PHOENIX -- The weather was gorgeous -- per usual -- and there was no shortage of news from the first full day of meetings at the Arizona Biltmore.
Here are five things to know from a truly landmark day in the league's history.
- The Oakland Raiders became the third team in 14 months to announce their plans to relocate, as they'll become the first team in league history to call Las Vegas their home.
The league's owners voted in favor of the move, 31-1, just before lunch Monday. It needed just 24 to pass.
"My father used to say that the greatness of the Raiders is in its future, and the opportunity to build a world-class stadium in the entertainment capital of the world is one opportunity that will give us the ability to achieve that greatness," said Raiders owner Mark Davis.
It just won't be an immediate move. A stadium in Las Vegas won't be ready until 2020, and the Raiders are committed to playing in Oakland in 2017 and 2018. The team does not have a confirmed site for 2019.
That means the Browns could play in one of the final games in Oakland when they travel to play the Raiders in 2018. When it comes to Las Vegas, the latest possible date for the Browns' first trip to the Raiders' new home would be 2024. If the teams finish in the same spot within their respective division in 2022, they would be set to meet in Las Vegas in 2023.
- Browns owners Dee and Jimmy Haslam cast one of the 31 "yes" votes for the Raiders' move. Jimmy Haslam explained why during a session with local reporters later in the day.
"First of all the league and I think all the owners take relocation extremely seriously," Haslam said. "I think the league and Mark Davis and the Raiders did everything they could to try to work something out in Oakland, and it just didn't happen. At the same time, I think the league is sensitive and the Raiders are sensitive to the disappointment of their great fan base there in Oakland. At the same time I think we're all very excited about the potential of having a new stadium and being able to play in Las Vegas. I think the league worked very hard to work that out."
- Haslam said he's reminded everyday why the Browns have some of the most loyal fans in the NFL, and it doesn't matter where he is.
The Browns owner relayed a story about a recent trip to one of his Pilot Flying J travel centers in St. Mary's, Georgia, where he spotted a fan wearing a Fernandina Beach (Florida) Browns Backers T-shirt.
It's why the Haslams weren't surprised to see the team being "on track" with season ticket sales heading into the 2017 season.
"We're really grateful to our fans," Dee Haslam said. "That's one thing about Cleveland fans is they stick by their team. We admire that loyalty and greatly appreciate it. We're humbled by it. We have fans that, they see the hope and the light and we're going to keep fighting hard for them. We need them to come to the games. The players and the coaches, they need fans. It adds life to the whole game. So it's really important."

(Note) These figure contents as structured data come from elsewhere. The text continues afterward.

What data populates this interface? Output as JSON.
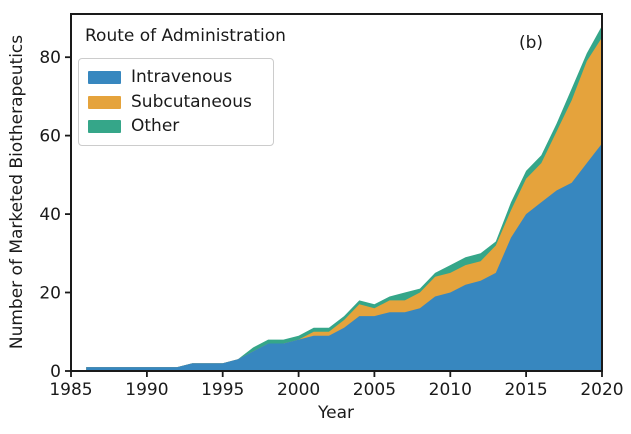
{
  "figure": {
    "panel_label": "(b)",
    "background": "#ffffff",
    "text_color": "#1a1a1a",
    "spine_color": "#1a1a1a"
  },
  "legend": {
    "title": "Route of Administration",
    "position": "upper left",
    "items": [
      {
        "label": "Intravenous",
        "color": "#3787bf"
      },
      {
        "label": "Subcutaneous",
        "color": "#e5a33c"
      },
      {
        "label": "Other",
        "color": "#35a689"
      }
    ]
  },
  "axes": {
    "xlabel": "Year",
    "ylabel": "Number of Marketed Biotherapeutics",
    "xticks": [
      1985,
      1990,
      1995,
      2000,
      2005,
      2010,
      2015,
      2020
    ],
    "yticks": [
      0,
      20,
      40,
      60,
      80
    ]
  },
  "chart_data": {
    "type": "area",
    "stacked": true,
    "title": "Route of Administration",
    "xlabel": "Year",
    "ylabel": "Number of Marketed Biotherapeutics",
    "xlim": [
      1985,
      2020
    ],
    "ylim": [
      0,
      91
    ],
    "xticks": [
      1985,
      1990,
      1995,
      2000,
      2005,
      2010,
      2015,
      2020
    ],
    "yticks": [
      0,
      20,
      40,
      60,
      80
    ],
    "grid": false,
    "legend_position": "upper left",
    "annotations": [
      {
        "text": "(b)",
        "position": "upper right"
      }
    ],
    "x": [
      1986,
      1987,
      1988,
      1989,
      1990,
      1991,
      1992,
      1993,
      1994,
      1995,
      1996,
      1997,
      1998,
      1999,
      2000,
      2001,
      2002,
      2003,
      2004,
      2005,
      2006,
      2007,
      2008,
      2009,
      2010,
      2011,
      2012,
      2013,
      2014,
      2015,
      2016,
      2017,
      2018,
      2019,
      2020
    ],
    "series": [
      {
        "name": "Intravenous",
        "color": "#3787bf",
        "values": [
          1,
          1,
          1,
          1,
          1,
          1,
          1,
          2,
          2,
          2,
          3,
          5,
          7,
          7,
          8,
          9,
          9,
          11,
          14,
          14,
          15,
          15,
          16,
          19,
          20,
          22,
          23,
          25,
          34,
          40,
          43,
          46,
          48,
          53,
          58
        ]
      },
      {
        "name": "Subcutaneous",
        "color": "#e5a33c",
        "values": [
          0,
          0,
          0,
          0,
          0,
          0,
          0,
          0,
          0,
          0,
          0,
          0,
          0,
          0,
          0,
          1,
          1,
          2,
          3,
          2,
          3,
          3,
          4,
          5,
          5,
          5,
          5,
          7,
          7,
          9,
          10,
          15,
          21,
          26,
          27
        ]
      },
      {
        "name": "Other",
        "color": "#35a689",
        "values": [
          0,
          0,
          0,
          0,
          0,
          0,
          0,
          0,
          0,
          0,
          0,
          1,
          1,
          1,
          1,
          1,
          1,
          1,
          1,
          1,
          1,
          2,
          1,
          1,
          2,
          2,
          2,
          1,
          2,
          2,
          2,
          2,
          3,
          2,
          3
        ]
      }
    ]
  }
}
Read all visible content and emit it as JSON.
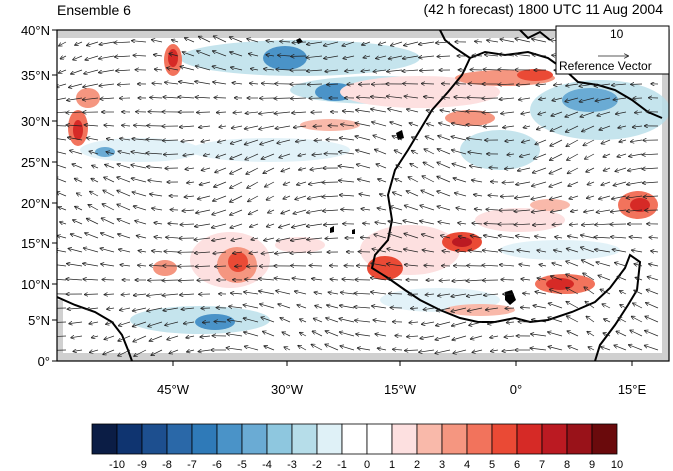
{
  "title_left": "Ensemble 6",
  "title_right": "(42 h forecast) 1800 UTC 11 Aug 2004",
  "reference": {
    "magnitude": "10",
    "label": "Reference Vector"
  },
  "axes": {
    "y_ticks": [
      "0°",
      "5°N",
      "10°N",
      "15°N",
      "20°N",
      "25°N",
      "30°N",
      "35°N",
      "40°N"
    ],
    "x_ticks": [
      "45°W",
      "30°W",
      "15°W",
      "0°",
      "15°E"
    ]
  },
  "colorbar": {
    "labels": [
      "-10",
      "-9",
      "-8",
      "-7",
      "-6",
      "-5",
      "-4",
      "-3",
      "-2",
      "-1",
      "0",
      "1",
      "2",
      "3",
      "4",
      "5",
      "6",
      "7",
      "8",
      "9",
      "10"
    ],
    "colors": [
      "#0b1d45",
      "#0f3470",
      "#1d4f8f",
      "#2a68a8",
      "#2f7ab8",
      "#4a93c8",
      "#6aabd4",
      "#8ec7df",
      "#b6dde9",
      "#dff1f7",
      "#ffffff",
      "#ffffff",
      "#fde0e0",
      "#f9b9aa",
      "#f59680",
      "#f2735c",
      "#ea4a35",
      "#d62a26",
      "#bb1a22",
      "#991219",
      "#6a0a0c"
    ]
  }
}
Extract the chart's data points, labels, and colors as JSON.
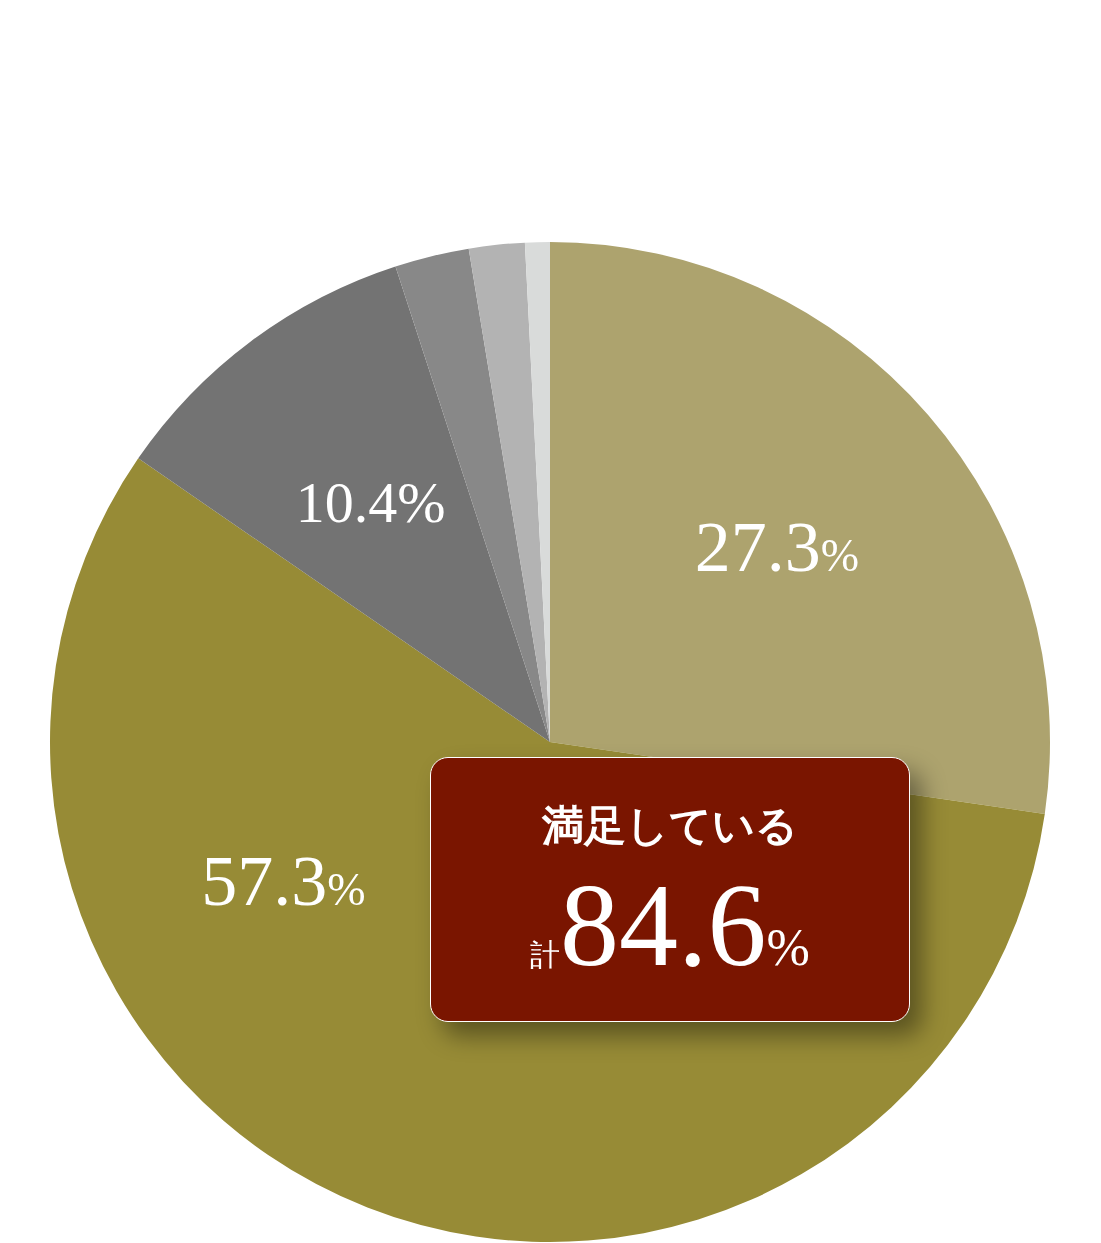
{
  "chart_data": {
    "type": "pie",
    "categories": [
      null,
      null,
      null,
      null,
      null,
      null
    ],
    "values": [
      27.3,
      57.3,
      10.4,
      2.4,
      1.8,
      0.8
    ],
    "colors": [
      "#ada36e",
      "#978b36",
      "#737373",
      "#888888",
      "#b3b3b3",
      "#d9dbda"
    ],
    "value_labels": [
      "27.3%",
      "57.3%",
      "10.4%",
      null,
      null,
      null
    ],
    "legend": false,
    "annotations": [
      "満足している",
      "計84.6%"
    ]
  }
}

- In January, Jimmy Haslam divided the offseason into three key areas, and arguably the most important aspect of that grouping is just one month away.
With the bulk of free agency and re-signing of players in the rearview mirror, Dee Haslam said their hope in the organization making the most of its prominent picks stems from the strong chemistry between the key figures in the front office and coaching staff.
"We're working really well together, so I think that really does give us a lot of hope. I mean, you see how well our organization is working together. It does give us a lot of comfort. We're really excited. I mean really, really excited," she said. "You would never know in our building that [we had] the season we had last year. It's pretty amazing.
"We're real excited and very confident that it's going to be a good draft, and we have a lot of draft picks the next two years, so it makes a big difference. We should be excited, right?"
- As he reflected on the 2016 draft class, Jimmy Haslam expressed confidence in first-round wide receiver Corey Coleman, who missed a six-game chunk of his rookie season with a broken hand.
Coleman finished the season with 33 receptions for 413 yards and three touchdowns. Two of those scores and 104 yards came in his dazzling FirstEnergy Stadium debut Week 2 against the Ravens. Three days later, Coleman injured his hand during a routine drill in practice.
"If he stays healthy, he catches 40 to 50," Haslam said. "There were two other receivers drafted in the first round. One didn't play at all because he was hurt (Washington's Josh Doctson), and one didn't play hardly at all for other reasons (Minnesota's Laquon Treadwell). There were two guys picked in the second round who did pretty well but very few wide receivers come in and tear it up their first year. So we have high hopes for Corey, think he'll be a really good player."